In order to survive even extreme conditions, such as dry periods and/or heat, plants have to adapt their water balance to the particular environmental situations. Most important is thus the control of the water loss during the gas exchange via the stomata. The opening state of these microvalves is adjusted by special motor cells - the guard cells. This hydraulic motor reacts to internal as well as to environmental factors, which are detected by the guard cells via a multisensory network. These signals are then converted into the respective, situation-adapted stomatal movement. My workgroup played a decisive role in the elucidation of the guard cell engine components, consisting of ion channels, pumps and their control circuits. Thus, e.g. the effect of the drought stress hormone abscisic acid (ABA) is almost completely understood. Furthermore, we have already shown that guard cells can autonomously induce stomatal closure due to a sharp drop in air humidity.
Stomal opening width is crucial for CO2 absorption and water loss via the leaves. Therefore, an optimized water balance under heat and drought stress is dependent on the reaction of the stomata to the particular stress situation.
To open stomata a blue light receptor, together with effectors such as the 14-3-3 protein, acts on a proton ATPase, which, by generating a proton gradient, energizes the cell membrane. Following this driving force, potassium ions move into the guard cells via a channel, against their concentration gradient. At the same time, anions flow into the guard cell via a proton symport system, water follows the osmotic gradient, increasing the cell volume and opening the stomata (Figure 1). In principle, the ABA-induced stomatal closure runs in the opposite direction, but completely different systems are involved. ABA is bound by a receptor, which, in this activated state, inactivates a phosphatase of the PP2C type. The latter activates kinases (OST1 and calcium-dependent CPKs), which in turn activate anion channels by phosphorylation. The subsequent anion efflux depolarizes the cell membrane, thereby activating the potassium release channel GORK. As a result, water flows out, the cell volume decreases, and the stomata close (Figure 1). Both processes are regulated at the protein and the transcriptonal levels.
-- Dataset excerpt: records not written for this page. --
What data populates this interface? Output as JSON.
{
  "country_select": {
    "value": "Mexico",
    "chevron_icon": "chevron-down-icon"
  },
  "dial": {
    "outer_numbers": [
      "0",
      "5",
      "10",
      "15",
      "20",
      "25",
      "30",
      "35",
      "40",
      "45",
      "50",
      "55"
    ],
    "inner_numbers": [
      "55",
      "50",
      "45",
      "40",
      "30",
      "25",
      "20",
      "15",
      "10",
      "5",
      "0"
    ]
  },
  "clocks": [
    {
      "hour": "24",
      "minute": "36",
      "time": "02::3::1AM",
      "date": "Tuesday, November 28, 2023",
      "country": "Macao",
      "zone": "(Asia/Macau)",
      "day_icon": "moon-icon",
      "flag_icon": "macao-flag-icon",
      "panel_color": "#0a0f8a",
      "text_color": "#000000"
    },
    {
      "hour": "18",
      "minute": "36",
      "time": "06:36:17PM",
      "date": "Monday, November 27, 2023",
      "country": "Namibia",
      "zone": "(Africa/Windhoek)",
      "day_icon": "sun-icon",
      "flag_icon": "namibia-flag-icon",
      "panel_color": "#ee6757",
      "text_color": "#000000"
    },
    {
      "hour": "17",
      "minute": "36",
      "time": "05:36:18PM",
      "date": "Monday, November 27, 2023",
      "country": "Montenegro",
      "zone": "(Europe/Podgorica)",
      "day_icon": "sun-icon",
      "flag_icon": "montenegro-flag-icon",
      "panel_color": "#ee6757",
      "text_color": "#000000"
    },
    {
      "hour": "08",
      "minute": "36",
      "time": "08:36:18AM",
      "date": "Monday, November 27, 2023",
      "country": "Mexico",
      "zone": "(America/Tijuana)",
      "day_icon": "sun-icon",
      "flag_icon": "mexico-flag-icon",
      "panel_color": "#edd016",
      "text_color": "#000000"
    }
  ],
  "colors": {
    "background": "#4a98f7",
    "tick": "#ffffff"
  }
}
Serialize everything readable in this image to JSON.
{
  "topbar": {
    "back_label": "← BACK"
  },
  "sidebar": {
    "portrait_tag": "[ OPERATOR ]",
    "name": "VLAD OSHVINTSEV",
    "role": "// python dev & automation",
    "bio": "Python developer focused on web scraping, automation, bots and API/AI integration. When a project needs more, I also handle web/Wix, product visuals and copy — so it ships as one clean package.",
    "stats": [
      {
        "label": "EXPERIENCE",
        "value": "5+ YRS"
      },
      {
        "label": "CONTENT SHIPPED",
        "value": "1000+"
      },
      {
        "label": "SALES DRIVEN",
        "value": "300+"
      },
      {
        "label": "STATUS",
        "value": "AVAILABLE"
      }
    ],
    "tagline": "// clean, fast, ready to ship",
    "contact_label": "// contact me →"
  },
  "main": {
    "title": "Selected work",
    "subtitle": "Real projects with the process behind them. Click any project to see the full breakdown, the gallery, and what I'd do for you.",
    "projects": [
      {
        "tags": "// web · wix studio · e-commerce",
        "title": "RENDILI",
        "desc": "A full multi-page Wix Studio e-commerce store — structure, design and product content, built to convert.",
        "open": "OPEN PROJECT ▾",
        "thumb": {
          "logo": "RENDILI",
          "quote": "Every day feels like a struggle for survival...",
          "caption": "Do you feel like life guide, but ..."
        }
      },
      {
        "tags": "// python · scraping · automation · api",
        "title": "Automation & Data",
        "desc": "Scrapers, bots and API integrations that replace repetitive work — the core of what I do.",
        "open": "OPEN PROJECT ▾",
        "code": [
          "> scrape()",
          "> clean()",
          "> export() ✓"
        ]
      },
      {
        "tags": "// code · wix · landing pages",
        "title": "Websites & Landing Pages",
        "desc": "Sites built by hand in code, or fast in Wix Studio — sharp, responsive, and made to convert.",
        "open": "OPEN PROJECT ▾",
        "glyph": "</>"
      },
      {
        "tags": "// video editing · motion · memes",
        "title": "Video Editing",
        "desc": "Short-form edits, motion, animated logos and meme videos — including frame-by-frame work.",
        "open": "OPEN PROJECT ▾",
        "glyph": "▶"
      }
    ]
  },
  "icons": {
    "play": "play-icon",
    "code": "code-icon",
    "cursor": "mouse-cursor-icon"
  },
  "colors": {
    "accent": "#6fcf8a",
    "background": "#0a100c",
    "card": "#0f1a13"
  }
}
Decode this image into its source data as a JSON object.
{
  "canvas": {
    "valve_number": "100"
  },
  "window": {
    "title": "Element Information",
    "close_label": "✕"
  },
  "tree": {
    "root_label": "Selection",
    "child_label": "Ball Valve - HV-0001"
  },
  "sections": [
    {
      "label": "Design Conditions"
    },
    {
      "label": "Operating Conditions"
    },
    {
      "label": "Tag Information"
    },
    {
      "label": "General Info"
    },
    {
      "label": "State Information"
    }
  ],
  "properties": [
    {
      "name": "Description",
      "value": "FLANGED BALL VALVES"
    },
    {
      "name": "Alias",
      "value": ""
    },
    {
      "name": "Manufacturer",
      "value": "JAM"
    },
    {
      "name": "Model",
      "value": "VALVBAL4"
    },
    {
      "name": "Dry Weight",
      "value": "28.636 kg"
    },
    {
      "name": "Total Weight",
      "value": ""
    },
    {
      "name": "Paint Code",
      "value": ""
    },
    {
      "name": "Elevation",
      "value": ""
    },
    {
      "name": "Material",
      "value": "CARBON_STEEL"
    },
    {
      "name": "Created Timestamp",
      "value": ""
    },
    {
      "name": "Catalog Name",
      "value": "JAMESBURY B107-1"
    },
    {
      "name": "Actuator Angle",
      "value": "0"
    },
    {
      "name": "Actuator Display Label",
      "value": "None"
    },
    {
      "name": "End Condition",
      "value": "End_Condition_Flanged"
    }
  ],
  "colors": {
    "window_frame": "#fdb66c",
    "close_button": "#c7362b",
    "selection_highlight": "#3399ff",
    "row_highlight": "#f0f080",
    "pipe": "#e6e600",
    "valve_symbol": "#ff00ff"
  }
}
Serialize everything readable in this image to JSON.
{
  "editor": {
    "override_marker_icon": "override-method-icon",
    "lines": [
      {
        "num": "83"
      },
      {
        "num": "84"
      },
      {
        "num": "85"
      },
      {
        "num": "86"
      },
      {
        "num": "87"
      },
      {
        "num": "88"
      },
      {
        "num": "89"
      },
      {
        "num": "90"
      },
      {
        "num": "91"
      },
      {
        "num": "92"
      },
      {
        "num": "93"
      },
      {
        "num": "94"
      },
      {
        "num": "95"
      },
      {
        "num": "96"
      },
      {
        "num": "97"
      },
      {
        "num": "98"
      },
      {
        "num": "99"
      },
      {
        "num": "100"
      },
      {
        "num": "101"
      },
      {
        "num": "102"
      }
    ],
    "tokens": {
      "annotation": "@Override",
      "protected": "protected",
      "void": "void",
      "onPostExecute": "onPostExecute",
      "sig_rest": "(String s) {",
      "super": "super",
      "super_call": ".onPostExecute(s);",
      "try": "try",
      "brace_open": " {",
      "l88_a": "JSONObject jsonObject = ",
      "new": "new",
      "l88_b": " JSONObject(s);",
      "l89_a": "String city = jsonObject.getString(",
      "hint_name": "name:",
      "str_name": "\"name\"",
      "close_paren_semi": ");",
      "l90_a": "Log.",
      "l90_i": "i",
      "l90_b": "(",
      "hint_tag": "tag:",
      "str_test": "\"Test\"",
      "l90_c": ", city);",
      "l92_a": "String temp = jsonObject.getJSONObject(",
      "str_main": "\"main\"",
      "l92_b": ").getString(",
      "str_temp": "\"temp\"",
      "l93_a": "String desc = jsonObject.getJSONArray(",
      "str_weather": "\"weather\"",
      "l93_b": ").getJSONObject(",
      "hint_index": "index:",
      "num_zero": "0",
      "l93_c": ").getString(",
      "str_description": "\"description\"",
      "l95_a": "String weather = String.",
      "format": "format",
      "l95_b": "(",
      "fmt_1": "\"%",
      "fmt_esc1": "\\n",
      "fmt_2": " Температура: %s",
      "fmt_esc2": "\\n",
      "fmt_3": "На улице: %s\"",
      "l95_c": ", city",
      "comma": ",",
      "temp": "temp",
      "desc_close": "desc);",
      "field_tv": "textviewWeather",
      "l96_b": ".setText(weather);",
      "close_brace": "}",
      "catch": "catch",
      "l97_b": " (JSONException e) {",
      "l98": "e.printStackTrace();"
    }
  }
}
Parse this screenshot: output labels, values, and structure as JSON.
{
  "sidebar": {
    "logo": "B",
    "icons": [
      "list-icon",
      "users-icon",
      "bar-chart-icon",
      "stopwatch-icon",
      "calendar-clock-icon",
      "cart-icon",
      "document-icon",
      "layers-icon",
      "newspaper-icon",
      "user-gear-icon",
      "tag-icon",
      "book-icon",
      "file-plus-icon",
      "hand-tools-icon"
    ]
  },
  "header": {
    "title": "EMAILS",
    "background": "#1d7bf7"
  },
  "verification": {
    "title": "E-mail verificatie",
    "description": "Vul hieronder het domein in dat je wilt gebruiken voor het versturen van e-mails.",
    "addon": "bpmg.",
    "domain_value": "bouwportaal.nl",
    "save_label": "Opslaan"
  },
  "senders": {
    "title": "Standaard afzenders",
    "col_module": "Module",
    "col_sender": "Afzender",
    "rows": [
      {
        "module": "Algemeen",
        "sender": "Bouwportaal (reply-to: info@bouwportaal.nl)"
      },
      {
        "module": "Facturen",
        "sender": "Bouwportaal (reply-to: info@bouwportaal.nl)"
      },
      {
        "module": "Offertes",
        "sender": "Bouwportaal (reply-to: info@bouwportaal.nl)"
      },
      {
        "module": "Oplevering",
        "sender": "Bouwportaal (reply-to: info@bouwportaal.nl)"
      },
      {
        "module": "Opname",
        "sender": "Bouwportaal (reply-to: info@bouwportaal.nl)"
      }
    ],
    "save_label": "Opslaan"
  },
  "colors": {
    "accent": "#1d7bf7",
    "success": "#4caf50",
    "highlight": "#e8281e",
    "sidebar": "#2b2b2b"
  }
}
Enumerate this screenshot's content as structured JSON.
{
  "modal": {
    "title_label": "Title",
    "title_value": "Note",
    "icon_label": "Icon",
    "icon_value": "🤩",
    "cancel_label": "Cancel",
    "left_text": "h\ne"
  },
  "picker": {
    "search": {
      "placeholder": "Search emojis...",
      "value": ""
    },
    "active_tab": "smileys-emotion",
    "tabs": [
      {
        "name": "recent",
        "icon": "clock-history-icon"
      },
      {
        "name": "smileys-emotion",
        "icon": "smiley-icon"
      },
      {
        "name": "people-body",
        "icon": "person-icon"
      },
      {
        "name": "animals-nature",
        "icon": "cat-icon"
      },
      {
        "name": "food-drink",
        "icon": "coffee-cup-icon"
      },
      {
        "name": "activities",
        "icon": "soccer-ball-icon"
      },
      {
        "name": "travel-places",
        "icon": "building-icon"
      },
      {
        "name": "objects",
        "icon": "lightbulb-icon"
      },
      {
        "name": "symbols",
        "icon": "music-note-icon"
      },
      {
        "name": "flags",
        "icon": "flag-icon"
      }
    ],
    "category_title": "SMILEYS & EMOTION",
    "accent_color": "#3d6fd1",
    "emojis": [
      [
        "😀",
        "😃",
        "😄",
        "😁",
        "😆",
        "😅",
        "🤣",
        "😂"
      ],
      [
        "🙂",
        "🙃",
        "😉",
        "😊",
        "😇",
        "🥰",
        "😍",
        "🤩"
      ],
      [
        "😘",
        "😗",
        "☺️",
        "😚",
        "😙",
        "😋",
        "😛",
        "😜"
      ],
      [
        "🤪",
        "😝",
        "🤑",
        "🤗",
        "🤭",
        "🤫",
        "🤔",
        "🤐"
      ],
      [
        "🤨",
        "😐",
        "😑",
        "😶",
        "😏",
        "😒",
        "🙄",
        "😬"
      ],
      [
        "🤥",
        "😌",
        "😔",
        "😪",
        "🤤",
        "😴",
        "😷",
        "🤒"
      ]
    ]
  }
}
Investigation of stomatal movement is one of the most important branches of my research and is therefore reflected in a couple of projects.
We described the primacy of abscisic acid (ABA) in the stomatal response to drying air and showed that guard cells possess the entire ABA biosynthesis pathway and that it appears up-regulated by positive feedback by ABA. When wild type Arabidopsis and the ABA deficient mutant aba3-1 were exposed to reductions in relative air humidity (rh) the aba3-1 mutant wilted while the wt did not. However, when aba3-1 plants, in which ABA synthesis had been specifically rescued in guard cells, were challenged with dry air they did not wilt (Figure 1). These data indicated that guard cell autonomous ABA synthesis is required for and is sufficient for stomatal closure in response to low rh. Guard cell autonomous ABA synthesis allows the plant to tailor leaf gas exchange exquisitely to suit the prevailing environmental conditions. A key element in ABA downstream signaling is the family of ABA receptors, the PYR/PYLs. In our current studies we are about to show that these receptors are not only involved in direct drought stress hormone ABA signaling but play also a role in the responses to other signals that lead to stomatal closure. Amongst other things, we therefore use a comprehensive microarray-based transcription analysis.
According to independent climatic models, in future a redistribution of annual precipitation and a rise in average temperatures are expected. The predicted climatic changes will affect crops in Bavaria in two ways. They have to survive under unfavorable water as well as temperature condition, which will result in significant crop shortfalls. Reliable scientific data on the response of crops to the anticipated stress combinations do not exist. Barley is one of the most important crops grown in Bavaria. The breeding selection of varieties, which can withstand both drought and heat, is tedious and difficult.
With our project, we want to identify genetic markers in barley, which might help breeders to identify tolerant strains. Thereby we are mainly examining drought stress. Here, the water management of the plants, which is controlled by pores on the leaf surface, the stomata, plays the most important role. The stoma opening width, regulated by the turgor of the two involved guard cells, is decisive for water loss through the leaves. Therefore, an optimized water balance under heat and drought stress is dependent on the reaction of the stomata to the particular stress situation. In this scenario, the stress hormone abscisic acid (ABA) plays a key role. As with all grasses, the barrier cell complex consists of a pair of guard cells neighbored by a pair of subsidiary cell (Figure 1). Stomatal closure, a first macroscopic response to ABA, is much faster in barley than in non-grasses and the dependent of the interaction of the guard cells (GC) with their subsidiary cells (SC). The nature of this cell-to-cell communication is so far almost unknown. Between both cell types, a highly regulated traffic exist in relation to signals and osmotically effective metabolites and ions. Thus, more insight into the communication between these two cell types is mandatory for the identification of potential barley marker genes and is the focus of our investigations.